The launch of a Japanese rocket taking satellites into orbit to demonstrate new technologies yesterday failed after blastoff because of a positioning problem, the country’s space agency said.
It was Japan’s first failed launch in nearly two decades, and the only one for an Epsilon rocket, a solid-fuel model that has flown five successful missions since its 2013 debut.
The uncrewed craft took off from the Uchinoura Space Center in the southern Kagoshima region, with its liftoff livestreamed by the Japan Aerospace Exploration Agency.
Photo: AFP
However, a self-destruct signal was sent to the rocket less than 10 minutes later because of “positioning abnormalities,” project leader Yasuhiro Funo said.
The livestream was halted and presenters wearing hard-hats told viewers there had been a problem with the launch.
Funo told a news conference that a technical issue was detected before the third, and final, stage of the launch, just as the last booster was about to be ignited.
“We ordered the rocket’s destruction because if we cannot send it into the orbit that we planned, we don’t know where it will go,” he said, referring to safety concerns about where the machinery could fall.
After the mission was aborted, the rocket’s parts were assumed to have landed in the sea east of the Philippines, he added.
Japan’s last failed space launch was of a pair of spy satellites to monitor North Korea in 2003, and the only other time the space agency has sent a destroy order to a rocket was in 1999.
The 26m Epsilon-6 rocket had been carrying a box-shaped satellite due to orbit Earth for at least a year to carry out experiments, as well as eight micro-satellites.
Researchers and private companies had engineered new technologies to be tried out in space as part of the agency’s third Innovative Satellite Technology Demonstration program.
A fact sheet published by the agency showed that their gadgetry ranged from a “pulsed-plasma thruster” to an experiment in “harvesting energy with [a] lightweight integrated origami structure.”
The agency describes Epsilon as “a solid-fuel rocket designed to lower the threshold to space ... and usher in an age in which everyone can make active use of space.”
It is smaller than the country’s previous liquid-fueled model and a successor to the solid-fuel M-5 rocket, which was retired in 2006 due to its high cost.
Agency President Hiroshi Yamakawa apologized for the failure, saying the agency was “terribly sorry that we couldn’t meet the Japanese people’s expectations.”
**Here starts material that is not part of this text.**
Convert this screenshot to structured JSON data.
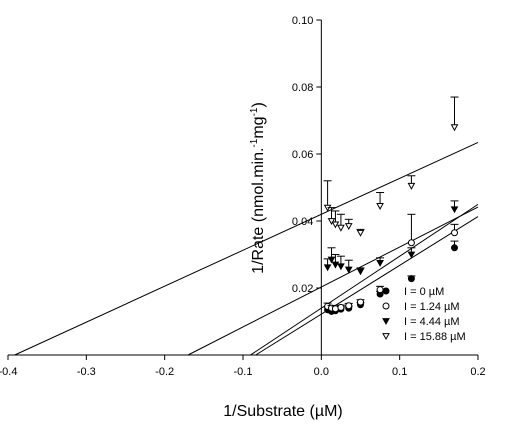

“We will pour efforts into finding out the cause and will take countermeasures” to prevent a recurrence, Yamakawa said.
Japan’s space program is one of the world’s largest, and last week an astronaut sent by the agency, Koichi Wakata, flew to the International Space Station as part of the Crew-5 mission.
The agency has also been in the spotlight after its mission to the asteroid Ryugu by a space probe named Hayabusa-2, which collected pristine material from the celestial body that is now being analyzed for clues to the origins of life.